4. In denying paternity, the plea of the petitioner is non-access to the 1st respondent on the date of conception. According to the petitioner, he went abroad in October 2005 and thereafter, he returned only on 1/5/2007. The child was born on 18/1/2008. If the period of pregnancy is counted from 1/5/2007 up to the date of confinement it would come to 263 days. On a survey of the various texts in Clinical Obstetrics, including that one published by Orient Longman, I find that the average duration of pregnancy is 266 days from conception and 280 days from the first date of the last menstrual period in women with 28 days cycles. If the cycle is longer  or shorter an adjustment should be made in calculating the estimated date of confinement (EDC). As per the Nagele's rule, to calculate the EDC seven days is to be added to the 1st day of the last menstrual period (LMP) and count back three months. If a leap year intervenes only six days shall be added. It is also opined that only a small percentage of patients will deliver on EDC. Most (60 per cent) will deliver during the period extending from 7 days before or seven days after the EDC. In this case, if the date of conception is taken as 1/5/2007 or within a few days after the return of the petitioner and the date of confinement is calculated, there is every possibility for having the 1st respondent conceived from the petitioner after his return from abroad and having delivery of a full  grown baby because the date of delivery is on the 263rd day from the 1st date of access. Therefore, on a mere plea of non-access and plea of manipulation in Exhibit P1, Exhibit P1 report can not be interfered and the 1st respondent cannot be asked to go for a second test. Incidentally, I have gone through the photograph of the petitioner and the child contained in page No. 7 of Exhibit P1. The child appears to be a miniature of the petitioner. In the above circumstances, I find that it would be too harsh to ask the 1st respondent to undergo a further DNA test on a non established plea of manipulation. Therefore, 2nd relief is also not allowable. I find lack of banafides in this petition.

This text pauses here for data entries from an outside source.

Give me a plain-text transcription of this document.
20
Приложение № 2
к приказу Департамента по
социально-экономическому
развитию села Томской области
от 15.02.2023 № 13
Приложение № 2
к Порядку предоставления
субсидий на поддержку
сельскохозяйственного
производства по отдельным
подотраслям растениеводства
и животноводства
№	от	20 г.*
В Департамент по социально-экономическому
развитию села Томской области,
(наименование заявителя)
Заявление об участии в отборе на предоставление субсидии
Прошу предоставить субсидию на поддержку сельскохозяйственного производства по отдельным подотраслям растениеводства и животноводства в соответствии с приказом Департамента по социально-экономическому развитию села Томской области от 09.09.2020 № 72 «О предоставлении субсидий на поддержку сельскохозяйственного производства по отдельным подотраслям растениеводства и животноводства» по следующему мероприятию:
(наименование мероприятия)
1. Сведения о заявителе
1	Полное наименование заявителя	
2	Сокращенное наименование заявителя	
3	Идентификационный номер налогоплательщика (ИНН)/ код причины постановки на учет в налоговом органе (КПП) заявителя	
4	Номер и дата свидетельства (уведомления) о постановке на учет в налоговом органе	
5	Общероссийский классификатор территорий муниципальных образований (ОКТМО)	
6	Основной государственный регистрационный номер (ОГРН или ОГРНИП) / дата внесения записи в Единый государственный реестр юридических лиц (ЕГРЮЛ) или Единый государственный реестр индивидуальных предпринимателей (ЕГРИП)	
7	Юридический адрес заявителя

5. In the result, this petition is dismissed, but with liberty to the petitioner to file a petition for setting aside the report, if grounds are available, and referring the parties for a second report. If such a petition is filed, the trial court shall dispose of the same on merits and appropriate follow-up procedures shall be ordered.
6. It is submitted by the learned counsel for the 1st respondent that the petition for interim maintenance is pending, not disposed because of the dispute of the paternity and that the intention of the petitioner is to protract the proceedings. Having due regard to the facts and circumstances of the case, I direct that the petitioner shall pay a sum of Rs.10,000/- as a lumpsum amount for the past interim maintenance and continue to pay interim maintenance at the rate of Rs.2,500/- per month  towards the maintenance of the 1st respondent and the child till the disposal of MC. If MC is allowed, the payment as above is liable to be adjusted towards the maintenance amount. If dismissed, the respondents are entitled to adjust it towards their costs. The trial court is directed to dispose of MC as expeditiously as possible.